Wednesday, September 5, 2018
The NC-81X sat in the National receiver price lineup below the NC-101XA. Comparing the two, the NC-81X had transformerless AC/DC power, no S-Meter and no RF stage but I found it really performs pretty good. Shifting the IF to 1560KC helped eliminate any image problem.
Along the way to adding it to my station lineup I did change a few things. First the obvious one, I changed out all of the paper and electrolytic caps. I left the original electrolytics in place but replaced them with modern electrolytics mounted under the chassis. I'm not a fan of transformerless AC/DC receivers and this one had a short between the chassis and the metal case. Unless run with an isolation transformer it was a shock hazard waiting to happen. I had a small isolation transformer big enough to handle the NC-81X B+ requirements so I wired it into the receiver to supply B+ and I left the filament string connected across 120 VAC. I addition I fused each side of the AC line and added a three wire/grounded cord. Now this radio is safe to use but repair work under the chassis still requires a "real" isolation transformer. The NC-81X is not an HRO though. While very usable it still tends to FM/wobble on strong CW signals. I suspect the B+ needs to be regulated.
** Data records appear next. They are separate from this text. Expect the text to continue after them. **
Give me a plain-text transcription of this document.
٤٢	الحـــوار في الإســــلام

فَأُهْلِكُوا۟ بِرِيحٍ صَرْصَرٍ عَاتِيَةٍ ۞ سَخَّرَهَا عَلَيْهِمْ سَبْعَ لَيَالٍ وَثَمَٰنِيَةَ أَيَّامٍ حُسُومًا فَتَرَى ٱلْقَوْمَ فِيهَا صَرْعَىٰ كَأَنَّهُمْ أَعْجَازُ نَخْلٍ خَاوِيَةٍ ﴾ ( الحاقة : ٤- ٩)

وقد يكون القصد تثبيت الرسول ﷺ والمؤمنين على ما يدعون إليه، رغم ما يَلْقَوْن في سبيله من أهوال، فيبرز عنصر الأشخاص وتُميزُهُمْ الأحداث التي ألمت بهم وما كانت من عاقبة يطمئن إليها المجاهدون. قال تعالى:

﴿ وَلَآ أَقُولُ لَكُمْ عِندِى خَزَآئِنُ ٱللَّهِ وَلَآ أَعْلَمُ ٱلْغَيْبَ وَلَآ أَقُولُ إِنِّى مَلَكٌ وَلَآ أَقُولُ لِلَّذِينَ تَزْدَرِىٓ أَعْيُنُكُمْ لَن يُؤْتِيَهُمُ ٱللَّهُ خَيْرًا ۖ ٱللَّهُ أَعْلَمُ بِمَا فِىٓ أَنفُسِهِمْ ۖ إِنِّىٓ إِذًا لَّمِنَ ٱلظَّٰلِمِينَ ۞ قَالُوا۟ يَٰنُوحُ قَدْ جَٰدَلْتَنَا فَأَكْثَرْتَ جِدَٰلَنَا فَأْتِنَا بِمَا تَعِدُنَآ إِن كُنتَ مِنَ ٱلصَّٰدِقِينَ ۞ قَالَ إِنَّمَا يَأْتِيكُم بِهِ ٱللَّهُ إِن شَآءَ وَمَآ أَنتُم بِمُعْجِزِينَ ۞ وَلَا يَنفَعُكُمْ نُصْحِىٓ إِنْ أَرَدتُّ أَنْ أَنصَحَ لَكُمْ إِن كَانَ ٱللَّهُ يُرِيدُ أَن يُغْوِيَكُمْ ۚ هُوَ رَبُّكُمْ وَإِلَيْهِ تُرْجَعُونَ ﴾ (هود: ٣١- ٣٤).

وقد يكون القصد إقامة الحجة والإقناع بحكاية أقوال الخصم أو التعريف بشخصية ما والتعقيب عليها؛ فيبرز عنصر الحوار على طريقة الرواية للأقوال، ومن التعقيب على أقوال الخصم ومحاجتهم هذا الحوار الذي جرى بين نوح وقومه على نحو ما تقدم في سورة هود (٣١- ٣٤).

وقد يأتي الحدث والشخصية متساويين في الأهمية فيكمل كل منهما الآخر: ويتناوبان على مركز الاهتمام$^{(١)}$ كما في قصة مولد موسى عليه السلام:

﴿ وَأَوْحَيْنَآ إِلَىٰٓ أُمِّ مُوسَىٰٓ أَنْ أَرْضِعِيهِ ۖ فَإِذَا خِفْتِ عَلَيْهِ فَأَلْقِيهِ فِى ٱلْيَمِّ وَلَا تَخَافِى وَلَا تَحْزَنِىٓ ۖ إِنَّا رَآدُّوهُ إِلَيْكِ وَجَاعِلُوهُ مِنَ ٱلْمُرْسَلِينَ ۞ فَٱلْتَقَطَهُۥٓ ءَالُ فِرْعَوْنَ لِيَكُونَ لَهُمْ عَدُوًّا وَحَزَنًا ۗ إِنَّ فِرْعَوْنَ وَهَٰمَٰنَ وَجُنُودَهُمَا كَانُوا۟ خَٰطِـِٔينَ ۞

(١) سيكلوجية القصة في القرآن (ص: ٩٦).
The 1938 list price for the NC-81X was $165 while the NC-101X listed for $215. This was back when the US average wages per year was $1,730 compared to about $60,000 today. I bet 10% of my wages towards a new radio would lead to some interesting dinner time conversation. No wonder National introduced the NC-44 at an even lower price point ($82.50) and by 1939 dealers sold these radios at a very steep discount (NC-101X for $129 and NC-81X for $99).